JEFFERSON PARISH, La. (WGNO) — The first pipes to be used during the saltwater intrusion are going in, starting in Marrero, to transfer water from upriver.

“We got the permits approved by the Corps of Engineers, so look we want to waste no time and we started laying out the lay-flat pipe immediately and it was really a beautiful sight to see,” Jefferson Parish President Cynthia Lee Sheng said.

Once the pipes are in place and connected on the West Bank, the parish will begin building temporary pump stations and working on the 10-mile-long East Bank pipeline.

“Pipe first, crossings and pumps; and then of course within a week, we’ll be doing all of that simultaneously,” said Jefferson Parish Public Works Director Mark Drewes.
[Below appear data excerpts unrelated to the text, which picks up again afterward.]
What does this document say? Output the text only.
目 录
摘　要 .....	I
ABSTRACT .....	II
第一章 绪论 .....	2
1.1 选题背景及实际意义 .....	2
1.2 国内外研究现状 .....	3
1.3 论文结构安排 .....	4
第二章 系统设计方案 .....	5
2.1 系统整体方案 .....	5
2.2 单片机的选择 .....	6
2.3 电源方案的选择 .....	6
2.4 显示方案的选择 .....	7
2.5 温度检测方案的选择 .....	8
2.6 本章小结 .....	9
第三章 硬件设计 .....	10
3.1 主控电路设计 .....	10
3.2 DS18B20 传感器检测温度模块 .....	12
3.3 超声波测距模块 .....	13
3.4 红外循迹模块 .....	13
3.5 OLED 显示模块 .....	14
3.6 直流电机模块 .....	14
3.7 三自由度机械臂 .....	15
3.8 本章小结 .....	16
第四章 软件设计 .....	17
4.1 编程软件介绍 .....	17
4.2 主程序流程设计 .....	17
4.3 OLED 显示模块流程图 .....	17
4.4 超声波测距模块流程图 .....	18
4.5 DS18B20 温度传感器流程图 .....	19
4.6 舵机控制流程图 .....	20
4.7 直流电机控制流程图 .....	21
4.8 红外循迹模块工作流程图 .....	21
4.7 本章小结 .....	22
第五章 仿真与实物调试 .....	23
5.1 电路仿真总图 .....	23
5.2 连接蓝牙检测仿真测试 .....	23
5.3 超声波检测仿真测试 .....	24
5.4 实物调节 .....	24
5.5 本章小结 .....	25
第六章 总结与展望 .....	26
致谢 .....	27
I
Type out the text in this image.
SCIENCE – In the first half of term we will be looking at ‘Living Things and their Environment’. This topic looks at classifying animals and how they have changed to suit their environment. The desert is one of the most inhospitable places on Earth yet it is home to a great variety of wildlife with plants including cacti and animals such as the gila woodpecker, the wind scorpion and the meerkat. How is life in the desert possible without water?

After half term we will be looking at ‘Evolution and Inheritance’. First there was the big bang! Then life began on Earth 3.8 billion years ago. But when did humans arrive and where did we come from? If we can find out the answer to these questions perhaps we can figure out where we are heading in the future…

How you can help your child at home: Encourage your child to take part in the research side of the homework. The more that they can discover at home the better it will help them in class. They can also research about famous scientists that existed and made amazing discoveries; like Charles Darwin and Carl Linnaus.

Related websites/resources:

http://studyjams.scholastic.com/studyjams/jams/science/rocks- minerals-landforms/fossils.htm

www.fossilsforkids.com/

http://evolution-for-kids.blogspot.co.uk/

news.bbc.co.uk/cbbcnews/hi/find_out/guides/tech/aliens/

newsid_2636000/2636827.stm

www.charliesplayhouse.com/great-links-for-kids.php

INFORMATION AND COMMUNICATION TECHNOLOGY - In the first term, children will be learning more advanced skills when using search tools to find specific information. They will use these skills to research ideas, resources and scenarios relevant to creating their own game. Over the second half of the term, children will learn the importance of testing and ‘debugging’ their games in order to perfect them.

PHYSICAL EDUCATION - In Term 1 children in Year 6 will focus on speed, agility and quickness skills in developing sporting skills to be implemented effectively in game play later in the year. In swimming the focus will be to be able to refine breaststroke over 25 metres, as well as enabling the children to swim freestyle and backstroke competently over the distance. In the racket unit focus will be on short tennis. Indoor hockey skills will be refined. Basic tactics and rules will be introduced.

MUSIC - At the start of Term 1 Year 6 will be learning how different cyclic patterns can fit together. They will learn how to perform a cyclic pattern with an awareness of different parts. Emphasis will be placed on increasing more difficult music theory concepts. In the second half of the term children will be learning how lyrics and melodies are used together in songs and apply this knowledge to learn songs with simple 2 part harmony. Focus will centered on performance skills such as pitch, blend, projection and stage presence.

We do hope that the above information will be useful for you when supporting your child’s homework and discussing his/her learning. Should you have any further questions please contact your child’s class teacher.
The west bank pipeline will run 15 miles upstream for freshwater, but they don’t have to wait until it’s finished to get the water flowing.

“This project does not require us to go all the way to the end before we can draw from the Mississippi River, so probably at the three or five-mile mark, there was a plan to be able to draw freshwater from the Mississippi River, and the goal is to always stay ahead is to stay ahead of the saltwater wedge,” said Sheng.

Sheng added she expects the two pipelines will be able to move a total of 70 million gallons a day when completed.

40 million gallons are expected for east bank residents and 30 million for the West Bank.

“Reverse osmosis machines or barging in the water is just not available. We just can’t do that at the west bank plant and the east bank plant, so kudos to my team for identifying the right system. I go into battle with them, and they say this is what we need to do and this is the start of it,” said Sheng.